Depuis plusieurs années Eric Liberge nous enchante et nous surprend avec des univers bien à lui. Le cas Alan Turing vient de sortir et confirme le talent hors normes de cet artiste. Revenons ensemble sur travail foisonnant et diversifié.

 

Comme un air de carnaval…

  • Votre talent s’est révélé au grand public avec Monsieur Mardi-Gras Descendres (1998 Pointe noire/Dupuis) pour lesquels vous annoncez une réédition dans un autre format. Voulez-vous nous en dire un mot ?

Dupuis, chez qui Mardi-Gras est publié depuis 2005, va ressortir les quatre premiers albums en intégrale, en même temps que le nouvel album,  »Le facteur cratophane », qui sort le 04 mars prochain, en 2016. Cela me convient car je préfère les gros livres, d’un seul tenant. Nous bouclons actuellement ces deux ouvrages, qui seront en outre agrémentés d’une longue interview partagée en 2 parties sur les deux albums, réalisée par un ami, et illustrée d’images inédites que j’ai fait en très grand format (100 x 70 cm) voici 1 an, autour de l’univers de Mardi-Gras DESCENDRES.

  • LeCasAlanTuring_Eric_LibergeAvec un humour noir, vous mêlez politique, religion, astronomie, mythologie… Vous avez bâti des architectures cyclopéennes, comme par exemple l’agglomération Sante-Cécile (tome 1), ou la Porte du cercle de l’orgueil (tome 3).

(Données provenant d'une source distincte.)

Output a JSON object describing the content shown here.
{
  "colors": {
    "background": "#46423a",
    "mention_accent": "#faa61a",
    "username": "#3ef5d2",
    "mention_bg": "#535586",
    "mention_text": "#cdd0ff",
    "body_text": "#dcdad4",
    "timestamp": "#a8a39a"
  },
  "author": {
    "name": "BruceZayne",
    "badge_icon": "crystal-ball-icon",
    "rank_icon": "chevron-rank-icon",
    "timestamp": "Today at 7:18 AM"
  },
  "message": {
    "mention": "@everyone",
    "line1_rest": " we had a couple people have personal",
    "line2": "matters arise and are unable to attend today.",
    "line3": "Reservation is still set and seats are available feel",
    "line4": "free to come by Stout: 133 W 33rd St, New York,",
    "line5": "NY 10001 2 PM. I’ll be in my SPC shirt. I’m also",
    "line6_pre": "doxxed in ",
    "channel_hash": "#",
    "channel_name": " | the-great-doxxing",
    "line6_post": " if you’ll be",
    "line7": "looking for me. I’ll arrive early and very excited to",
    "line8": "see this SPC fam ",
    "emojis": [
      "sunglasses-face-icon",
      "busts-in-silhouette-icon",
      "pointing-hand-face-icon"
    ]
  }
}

Oui, les architectures fantastiques sont pour moi un des moyens de contacter directement le Rêve. Pas toutes cependant. Je décroche un  peu lorsqu’il s’agit par exemple de cités steampunk ou science-fiction, qui souffrent hélas d’une répétition de style. Mais les gravures de villes désertes comme celles de Gérard TRIGNAC, me donnent la chair de poule. Quoi de plus normal pour moi, donc, de camper un univers qui puise dans ces fantasmes-là, s’agissant du Purgatoire. Cependant, les cités que je dessine évoluent d’album en album. Leur exécution graphique n’est jamais la même non plus – c’est aussi un bon moyen de faire des expériences graphiques, et surtout de ne pas s’enfermer dans une seule méthode de dessin.

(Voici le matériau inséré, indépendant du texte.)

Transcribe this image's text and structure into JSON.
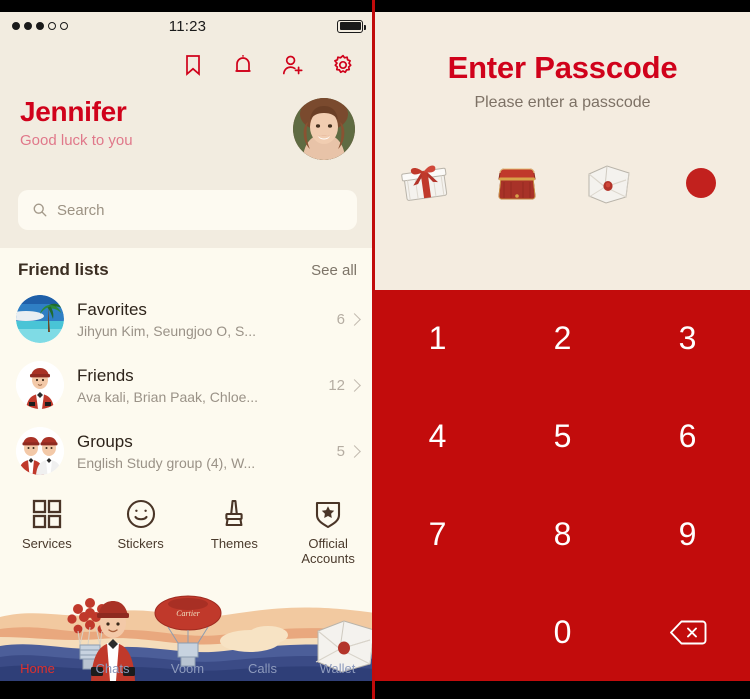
{
  "statusbar": {
    "signal_dots_filled": 3,
    "signal_dots_total": 5,
    "time": "11:23",
    "battery_icon": "battery-full-icon"
  },
  "left_panel": {
    "header_icons": [
      {
        "name": "bookmark-icon",
        "label": "Bookmark"
      },
      {
        "name": "bell-icon",
        "label": "Notifications"
      },
      {
        "name": "add-friend-icon",
        "label": "Add Friend"
      },
      {
        "name": "gear-icon",
        "label": "Settings"
      }
    ],
    "profile": {
      "name": "Jennifer",
      "status_message": "Good luck to you",
      "avatar": "user-avatar"
    },
    "search": {
      "placeholder": "Search",
      "value": "",
      "icon": "search-icon"
    },
    "friend_lists": {
      "title": "Friend lists",
      "see_all": "See all",
      "rows": [
        {
          "name": "Favorites",
          "members": "Jihyun Kim, Seungjoo O, S...",
          "count": "6",
          "thumb": "beach-photo"
        },
        {
          "name": "Friends",
          "members": "Ava kali, Brian Paak, Chloe...",
          "count": "12",
          "thumb": "bellhop-avatar"
        },
        {
          "name": "Groups",
          "members": "English Study group (4), W...",
          "count": "5",
          "thumb": "two-bellhops-avatar"
        }
      ]
    },
    "quick_actions": [
      {
        "label": "Services",
        "icon": "grid-icon"
      },
      {
        "label": "Stickers",
        "icon": "smiley-icon"
      },
      {
        "label": "Themes",
        "icon": "brush-icon"
      },
      {
        "label": "Official\nAccounts",
        "icon": "shield-star-icon"
      }
    ],
    "tabbar": [
      {
        "label": "Home",
        "active": true
      },
      {
        "label": "Chats",
        "active": false
      },
      {
        "label": "Voom",
        "active": false
      },
      {
        "label": "Calls",
        "active": false
      },
      {
        "label": "Wallet",
        "active": false
      }
    ]
  },
  "right_panel": {
    "title": "Enter Passcode",
    "subtitle": "Please enter a passcode",
    "passcode_slots": [
      {
        "icon": "gift-box-icon",
        "filled": false
      },
      {
        "icon": "jewelry-box-icon",
        "filled": false
      },
      {
        "icon": "sealed-envelope-icon",
        "filled": false
      },
      {
        "icon": "filled-dot-icon",
        "filled": true
      }
    ],
    "keypad": [
      {
        "key": "1"
      },
      {
        "key": "2"
      },
      {
        "key": "3"
      },
      {
        "key": "4"
      },
      {
        "key": "5"
      },
      {
        "key": "6"
      },
      {
        "key": "7"
      },
      {
        "key": "8"
      },
      {
        "key": "9"
      },
      {
        "key": ""
      },
      {
        "key": "0"
      },
      {
        "key": "backspace-icon"
      }
    ]
  },
  "colors": {
    "brand_red": "#d0021b",
    "keypad_red": "#c20c0c",
    "cream": "#f2ece0",
    "list_bg": "#fdfaef",
    "muted": "#9a9287",
    "tab_inactive": "#8e9bbd",
    "tab_active": "#e0312d"
  }
}
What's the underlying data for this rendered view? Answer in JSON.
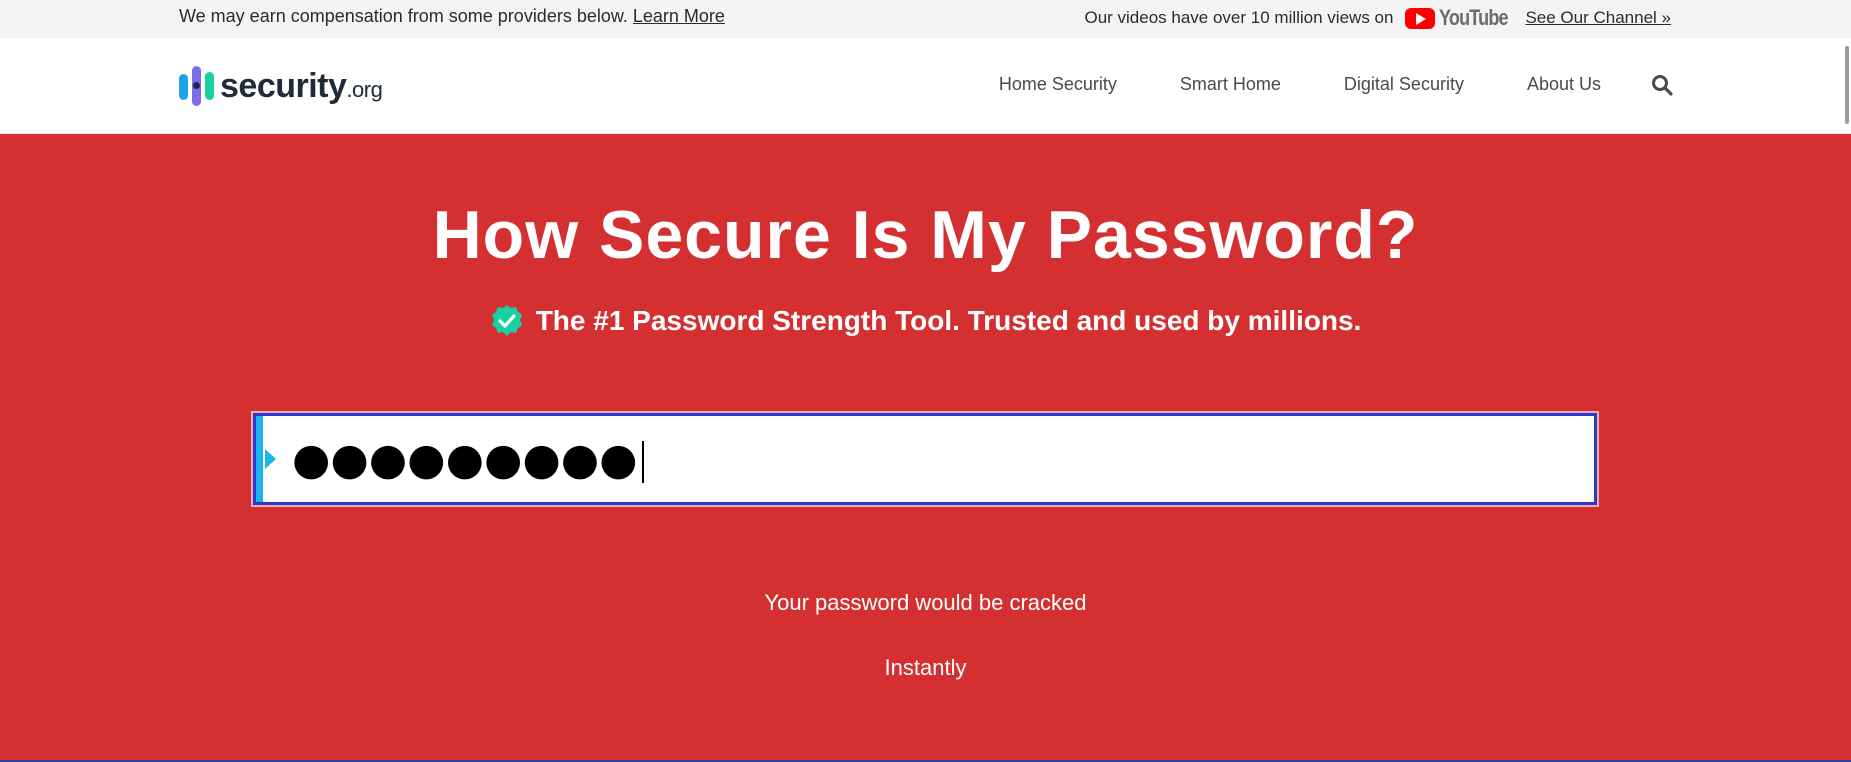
{
  "topbar": {
    "disclaimer": "We may earn compensation from some providers below.",
    "learn_more": "Learn More",
    "videos_text": "Our videos have over 10 million views on",
    "youtube_label": "YouTube",
    "channel_link": "See Our Channel »"
  },
  "header": {
    "logo_text": "security",
    "logo_suffix": ".org",
    "nav": [
      "Home Security",
      "Smart Home",
      "Digital Security",
      "About Us"
    ]
  },
  "hero": {
    "title": "How Secure Is My Password?",
    "subtitle": "The #1 Password Strength Tool. Trusted and used by millions."
  },
  "password": {
    "masked_value": "●●●●●●●●●"
  },
  "result": {
    "line": "Your password would be cracked",
    "time": "Instantly"
  },
  "colors": {
    "hero_bg": "#d53031",
    "accent": "#1cb4ef",
    "badge": "#18d1a3",
    "input_border": "#2a3ad0"
  }
}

  • Comment vous est venue cette idée de squelettes syndicalistes, mystiques ou révolutionnaires ?

C’est venu au moment ou je voulais quitter le fanzinat, début des années 90. Je cherchais un moyen de mettre notre monde terrestre, ici-bas, en miroir déformant, pour en faire simplement la satire. Et j’en suis venu à l’idée qu’il serait intéressant de dépeindre l’au-delà, avec une société de squelettes. Et très vite, j’ai débouché sur une série de thèmes que je ne pouvais pas ne pas aborder, comme notre besoin de spiritualité, et la mort. C’est donc autour un esprit de dérision et de sérieux que le petit monde du Purgatoire s’est bâti.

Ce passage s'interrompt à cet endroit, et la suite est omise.